EVs with their little EV buddies. It was interesting to note that several EV displays have gone to great lengths to co-locate an e-scooter or e-bike (in various forms) either next to the passenger car, on the roof, on the flatbed or folded in the trunk. They were schooling it a bit or nodding at the opportunity to provide first mile or recreational e-bike access to trails etc. and always ready to pay. Maybe a bit of both.

Automated vehicles (AV) are far from over. In fact, the story on the show was about commercial vehicles and fleets and their supporting ecosystems – the sensor (surprised there are so many Lidar companies), software and hardware stacks, mapping, tele-operation and connectivity and not so much on personal cars although there was some in-vehicle connectivity.
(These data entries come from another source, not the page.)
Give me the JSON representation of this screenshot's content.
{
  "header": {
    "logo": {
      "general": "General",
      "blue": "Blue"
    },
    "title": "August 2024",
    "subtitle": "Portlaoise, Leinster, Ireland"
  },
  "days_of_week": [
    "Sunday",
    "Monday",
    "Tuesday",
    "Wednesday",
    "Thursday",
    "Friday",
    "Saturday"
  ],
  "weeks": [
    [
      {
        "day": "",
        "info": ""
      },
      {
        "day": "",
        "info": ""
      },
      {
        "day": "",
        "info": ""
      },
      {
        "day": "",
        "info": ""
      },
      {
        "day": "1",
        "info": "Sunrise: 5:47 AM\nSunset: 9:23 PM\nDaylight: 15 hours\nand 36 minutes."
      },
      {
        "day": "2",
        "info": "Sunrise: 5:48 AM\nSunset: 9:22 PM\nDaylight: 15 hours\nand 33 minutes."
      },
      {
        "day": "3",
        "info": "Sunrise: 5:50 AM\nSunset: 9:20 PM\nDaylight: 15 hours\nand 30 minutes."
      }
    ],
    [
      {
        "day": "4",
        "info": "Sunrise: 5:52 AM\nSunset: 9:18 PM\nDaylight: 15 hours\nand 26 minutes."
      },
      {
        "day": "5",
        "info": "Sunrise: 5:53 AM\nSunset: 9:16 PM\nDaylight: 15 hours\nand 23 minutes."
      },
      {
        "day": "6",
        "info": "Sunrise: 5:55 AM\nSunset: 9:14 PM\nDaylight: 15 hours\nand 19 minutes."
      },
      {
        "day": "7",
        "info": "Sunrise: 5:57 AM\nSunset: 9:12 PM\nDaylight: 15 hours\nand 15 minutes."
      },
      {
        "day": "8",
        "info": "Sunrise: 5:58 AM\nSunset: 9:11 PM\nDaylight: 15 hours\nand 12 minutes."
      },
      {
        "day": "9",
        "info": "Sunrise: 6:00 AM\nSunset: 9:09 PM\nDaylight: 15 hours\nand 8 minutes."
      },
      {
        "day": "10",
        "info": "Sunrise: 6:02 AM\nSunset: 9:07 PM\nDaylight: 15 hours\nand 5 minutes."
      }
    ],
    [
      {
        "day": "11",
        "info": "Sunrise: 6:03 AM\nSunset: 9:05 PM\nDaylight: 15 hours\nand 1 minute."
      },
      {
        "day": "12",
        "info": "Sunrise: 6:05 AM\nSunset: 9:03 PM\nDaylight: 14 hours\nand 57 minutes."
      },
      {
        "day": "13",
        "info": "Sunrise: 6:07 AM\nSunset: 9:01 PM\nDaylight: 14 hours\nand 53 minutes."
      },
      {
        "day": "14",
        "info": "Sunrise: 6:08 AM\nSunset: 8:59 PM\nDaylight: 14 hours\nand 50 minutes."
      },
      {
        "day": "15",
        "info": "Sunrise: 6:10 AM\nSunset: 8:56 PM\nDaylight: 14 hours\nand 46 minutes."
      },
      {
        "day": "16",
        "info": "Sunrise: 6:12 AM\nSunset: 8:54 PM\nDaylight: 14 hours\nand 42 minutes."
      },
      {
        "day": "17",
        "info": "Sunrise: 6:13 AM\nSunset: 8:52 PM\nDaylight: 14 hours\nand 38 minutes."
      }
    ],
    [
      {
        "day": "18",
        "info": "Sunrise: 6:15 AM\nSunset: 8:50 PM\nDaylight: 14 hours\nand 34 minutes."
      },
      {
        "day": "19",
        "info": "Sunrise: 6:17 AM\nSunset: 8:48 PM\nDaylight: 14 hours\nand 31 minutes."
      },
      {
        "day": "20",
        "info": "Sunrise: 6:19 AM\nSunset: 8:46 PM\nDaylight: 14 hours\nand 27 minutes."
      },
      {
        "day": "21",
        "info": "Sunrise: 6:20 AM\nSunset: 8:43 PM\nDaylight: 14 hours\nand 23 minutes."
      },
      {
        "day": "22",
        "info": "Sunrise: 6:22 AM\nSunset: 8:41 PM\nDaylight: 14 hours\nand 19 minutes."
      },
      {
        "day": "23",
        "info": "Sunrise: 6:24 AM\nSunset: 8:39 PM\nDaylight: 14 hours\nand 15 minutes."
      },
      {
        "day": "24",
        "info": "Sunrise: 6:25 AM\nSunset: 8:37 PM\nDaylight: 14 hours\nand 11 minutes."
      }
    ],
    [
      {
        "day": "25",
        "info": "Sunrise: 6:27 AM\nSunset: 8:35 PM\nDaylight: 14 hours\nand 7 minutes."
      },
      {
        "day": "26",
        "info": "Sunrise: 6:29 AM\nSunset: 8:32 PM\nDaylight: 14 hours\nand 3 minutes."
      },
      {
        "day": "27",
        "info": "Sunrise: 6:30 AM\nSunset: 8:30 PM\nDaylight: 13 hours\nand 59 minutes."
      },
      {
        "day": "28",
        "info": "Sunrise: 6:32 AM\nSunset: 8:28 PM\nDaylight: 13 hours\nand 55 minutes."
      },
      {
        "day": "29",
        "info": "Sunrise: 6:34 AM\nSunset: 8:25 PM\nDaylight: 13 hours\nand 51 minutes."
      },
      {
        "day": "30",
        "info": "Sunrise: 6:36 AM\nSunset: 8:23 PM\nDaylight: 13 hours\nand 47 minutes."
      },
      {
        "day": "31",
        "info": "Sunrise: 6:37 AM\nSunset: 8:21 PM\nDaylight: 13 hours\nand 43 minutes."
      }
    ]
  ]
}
This was another welcome change. Not only was it great to reconnect with my peers in the field of AV technology, but it was vindication to see that the majority of AVs on display were for moving people and things on land, at sea and in the air and various mass support services. As the personal AV fantasy draws in the Jetsons and the utopia/dystopia of Futurama (I’m leaning into that), adults are gearing up for a massive scale-up of commercial AV deployment fleets across the planet. Hope governments understand what this means for them and how they can guide this to their advantage (stay tuned for an upcoming article on this)
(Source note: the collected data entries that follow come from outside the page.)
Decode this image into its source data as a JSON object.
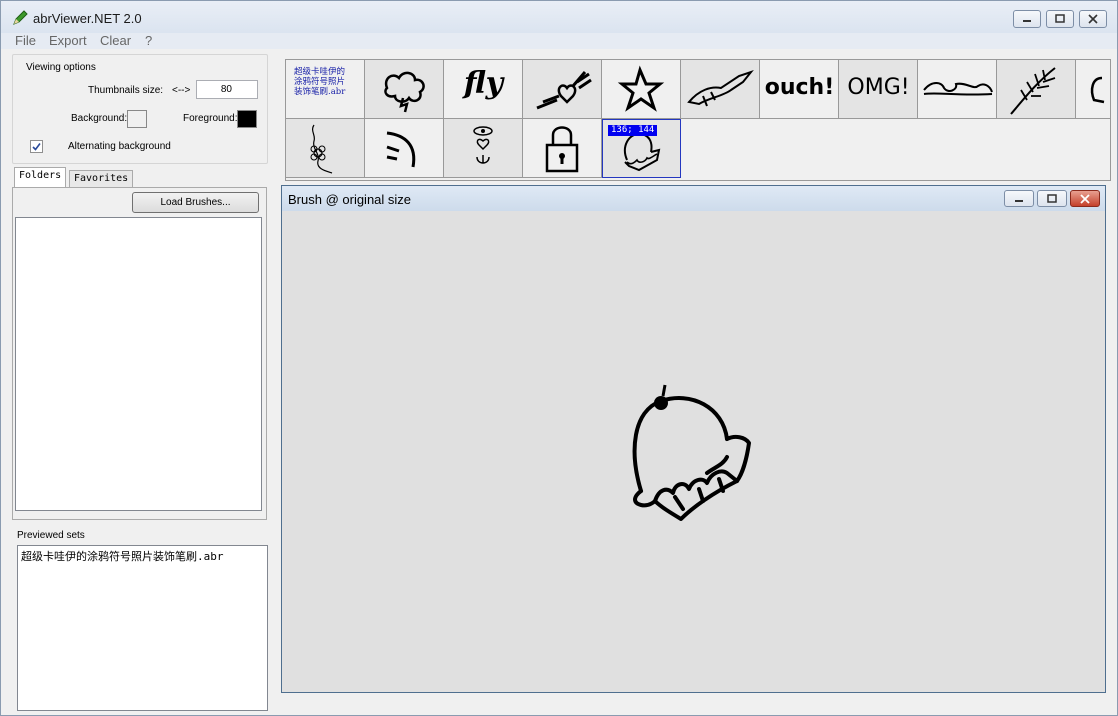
{
  "app": {
    "title": "abrViewer.NET 2.0"
  },
  "menu": [
    "File",
    "Export",
    "Clear",
    "?"
  ],
  "viewing_options": {
    "legend": "Viewing options",
    "thumb_label": "Thumbnails size:",
    "arrow": "<-->",
    "thumb_value": "80",
    "background_label": "Background:",
    "background_color": "#f0f0f0",
    "foreground_label": "Foreground:",
    "foreground_color": "#000000",
    "alternating_label": "Alternating background",
    "alternating_checked": true
  },
  "tabs": [
    {
      "label": "Folders",
      "active": true
    },
    {
      "label": "Favorites",
      "active": false
    }
  ],
  "load_button": "Load Brushes...",
  "previewed": {
    "label": "Previewed sets",
    "items": [
      "超级卡哇伊的涂鸦符号照片装饰笔刷.abr"
    ]
  },
  "thumbnails": [
    {
      "text": "超级卡哇伊的\n涂鸦符号照片\n装饰笔刷.abr",
      "icon": "set-name-text"
    },
    {
      "icon": "cloud-icon"
    },
    {
      "word": "fly",
      "icon": "fly-word"
    },
    {
      "icon": "winged-heart-icon"
    },
    {
      "icon": "star-icon"
    },
    {
      "icon": "flying-creature-icon"
    },
    {
      "word": "ouch!",
      "icon": "ouch-word"
    },
    {
      "word": "OMG!",
      "icon": "omg-word"
    },
    {
      "icon": "wave-icon"
    },
    {
      "icon": "feather-icon"
    },
    {
      "icon": "partial-icon"
    },
    {
      "icon": "flower-icon"
    },
    {
      "icon": "smile-icon"
    },
    {
      "icon": "eye-heart-icon"
    },
    {
      "icon": "padlock-icon"
    },
    {
      "icon": "cupcake-icon",
      "coord": "136; 144",
      "selected": true
    }
  ],
  "preview_window": {
    "title": "Brush @ original size"
  }
}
The new frontier. Web3, generative AI and metaverse spaces were definitely trending and in their emerging phase which for me is the most interesting. I’ll be curious to see how it manifests as it evolves. Not much this year on digital assets (aka NFT – I really think we need to bury that term) or but a lot of practical applications of blockchain, smart contracts and tokens across the various verticals of our economy – mobility, games, entertainment, health care, etc. Lots of good conversations with peers in the space focused on the build phases with general agreement around the urgent need for better UX/UI integration tools, education, keeping the metaverse open to avoid the real (and potentially unavoidable) control by the walled Web2 titans of garden technology. Lots of chatter and excitement/concern about the future of work opportunities and threats with the various generative AI tools including ChatGPT and others. Great for sharing with peers on how best to prepare for Web3/AI work opportunities, grow, and create personal value (more on that soon).

Overall it was a great experience and I look forward to continuing the conversations while building the future. Let’s go!